Method for Vibration Detection of Machine Tool Gearboxes

Analyzing the vibration signals of machine tool gearboxes is crucial for determining their fault diagnosis results. Combining the advantages of Particle Swarm Optimization (PSO) and Probabilistic Neural Network (PNN), this paper designs a PSO-optimized PNN method and successfully applies it to the vibration detection of machine tool gearboxes. The research results indicate that, with a constant number of network model nodes, the lowest output error is achieved after 450 iterations. The smooth factor of PNN is set to 2.41, with the iteration number and smooth factor of the PNN model being 450 and 2.41, respectively. This algorithm can also eliminate redundant operations in the repeated iteration calculation process, significantly reducing the time required for vibration classification. This study helps improve the working efficiency of machine tool transmission systems and has a good application effect on ensuring machining accuracy.

1. Introduction

In the field of agricultural equipment applications, there are increasingly high requirements for the stability of mechanical structures and the safety of operational control. Gearboxes are required to achieve higher-performance operational control effects. In case of faulty vibration in a gearbox, timely detection and diagnosis should be carried out to effectively mitigate the impact of mechanical transmission failure. Previous research results have shown that how to achieve accurate and rapid testing of abnormal vibration signals in gearboxes has become an important research topic in the mechanical control industry.

Many scholars have developed various vibration detection technologies for gearboxes based on existing research hotspots. Among them, the Probabilistic Neural Network (PNN) possesses capabilities such as adaptive learning, nonlinear analysis, and excellent fault signal recognition, achieving ideal diagnostic performance for mechanical fault detection. Particle Swarm Optimization (PSO) is an important swarm intelligence optimization algorithm with significant advantages in model parameter optimization and a good compensating effect for the defects of neural network algorithms.
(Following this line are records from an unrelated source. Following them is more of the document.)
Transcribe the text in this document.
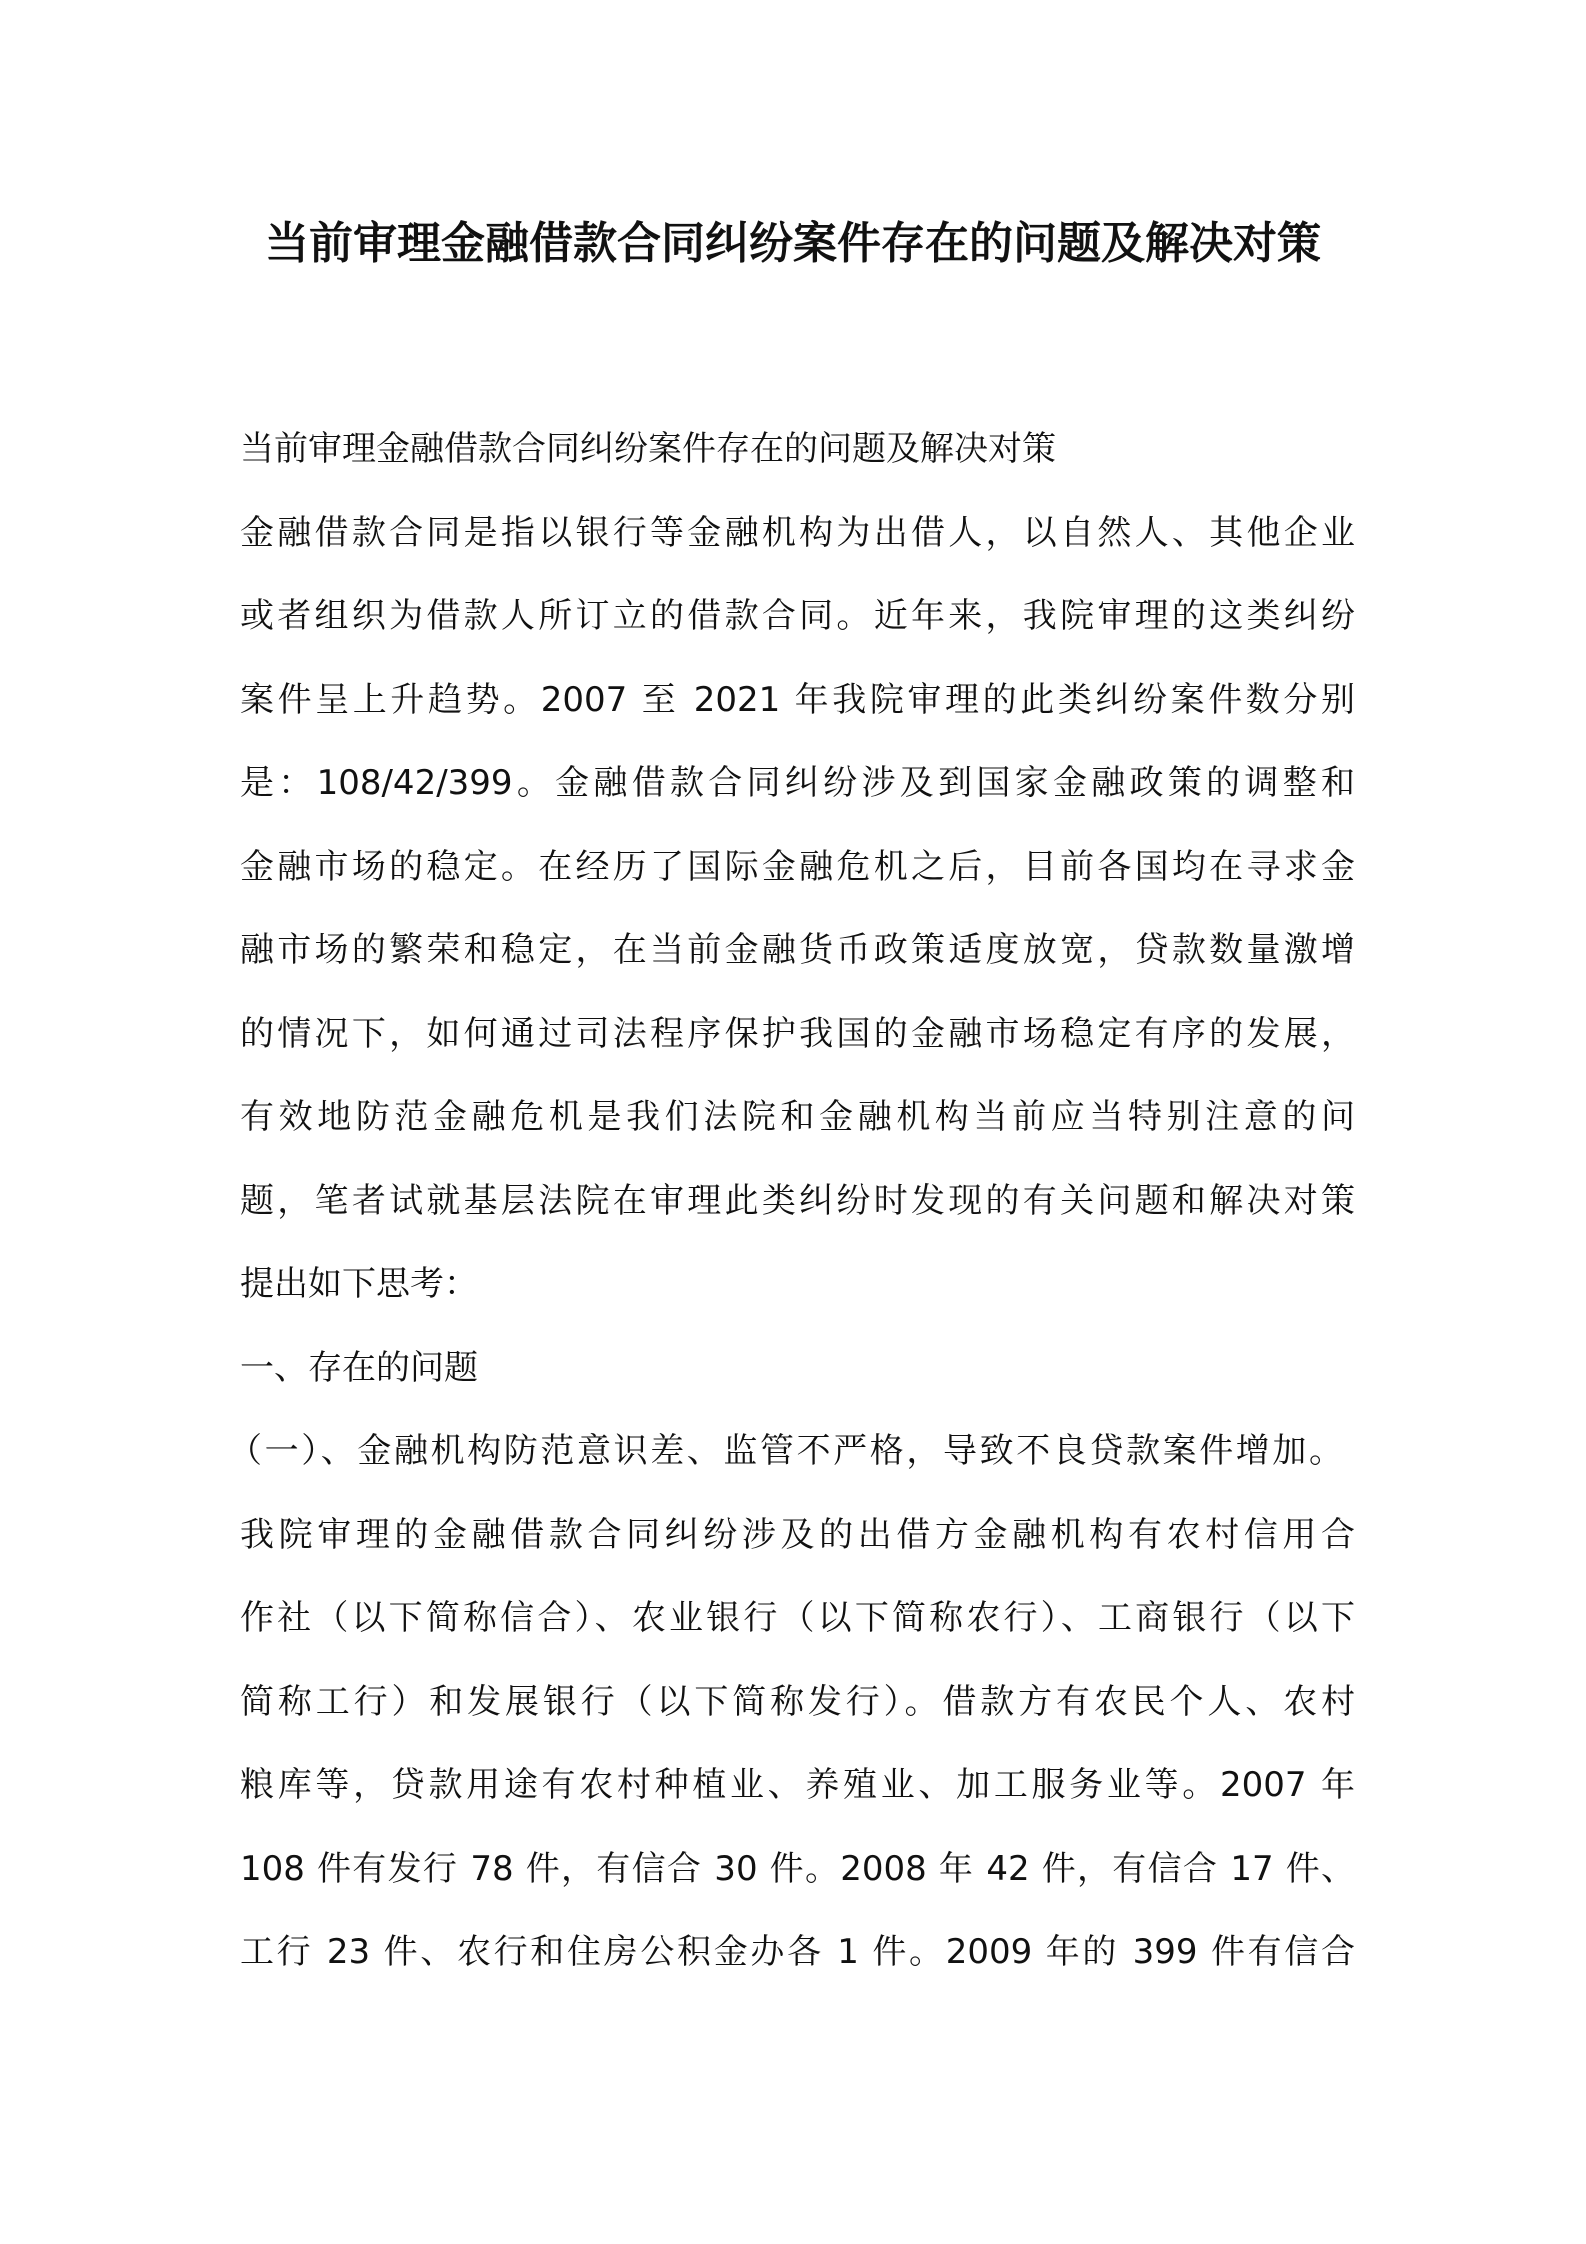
当前审理金融借款合同纠纷案件存在的问题及解决对策
当前审理金融借款合同纠纷案件存在的问题及解决对策
金融借款合同是指以银行等金融机构为出借人，以自然人、其他企业
或者组织为借款人所订立的借款合同。近年来，我院审理的这类纠纷
案件呈上升趋势。2007 至 2021 年我院审理的此类纠纷案件数分别
是：108/42/399。金融借款合同纠纷涉及到国家金融政策的调整和
金融市场的稳定。在经历了国际金融危机之后，目前各国均在寻求金
融市场的繁荣和稳定，在当前金融货币政策适度放宽，贷款数量激增
的情况下，如何通过司法程序保护我国的金融市场稳定有序的发展，
有效地防范金融危机是我们法院和金融机构当前应当特别注意的问
题，笔者试就基层法院在审理此类纠纷时发现的有关问题和解决对策
提出如下思考：
一、存在的问题
（一）、金融机构防范意识差、监管不严格，导致不良贷款案件增加。
我院审理的金融借款合同纠纷涉及的出借方金融机构有农村信用合
作社（以下简称信合）、农业银行（以下简称农行）、工商银行（以下
简称工行）和发展银行（以下简称发行）。借款方有农民个人、农村
粮库等，贷款用途有农村种植业、养殖业、加工服务业等。2007 年
108 件有发行 78 件，有信合 30 件。2008 年 42 件，有信合 17 件、
工行 23 件、农行和住房公积金办各 1 件。2009 年的 399 件有信合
Based on previous research, this paper combines the advantages of PSO and PNN to design a PSO-optimized PNN method and successfully applies it to the vibration detection of machine tool gearboxes.

2. Literature Review

According to previous literature reports, numerous scholars have developed various vibration detection technologies for gearboxes. Tong Rui optimized the Particle Swarm Optimization algorithm based on the principle of bee foraging and used it to optimize the Radial Basis Function (RBF) kernel function, thereby significantly improving the performance of the SVM classifier for mechanical gear fault classification. Other studies have explored the application of neural networks and other algorithms in gearbox fault diagnosis, achieving certain results. However, there are still issues such as complex algorithms, long calculation times, and easy trapping into local optima that need to be addressed.

3. PSO-Optimized PNN Method

Before establishing the vibration detection model, the abnormal vibration characteristic signals generated in the gearbox should be comprehensively collected. During system operation, abnormal vibrations in the transmission gearbox will cause changes in the amplitude and probability arrangement state of the time-domain signal, which are caused by changes in the frequency characteristics of the vibration signal. As the main energy spectral peak of the frequency spectrum changes, it will cause significant fluctuations in the energy of the frequency components.

3.1 Overview of PNN Model

Based on the Parzen window probability density estimation model, a PNN optimization model is established for traditional neural networks. The smooth factor is an important factor affecting the accuracy and efficiency of data sample classification. This paper uses an optimized PNN smooth factor to improve the accuracy of neural network detection of abnormal vibration signals in gearboxes, thereby judging the test status of abnormal vibrations in gearboxes.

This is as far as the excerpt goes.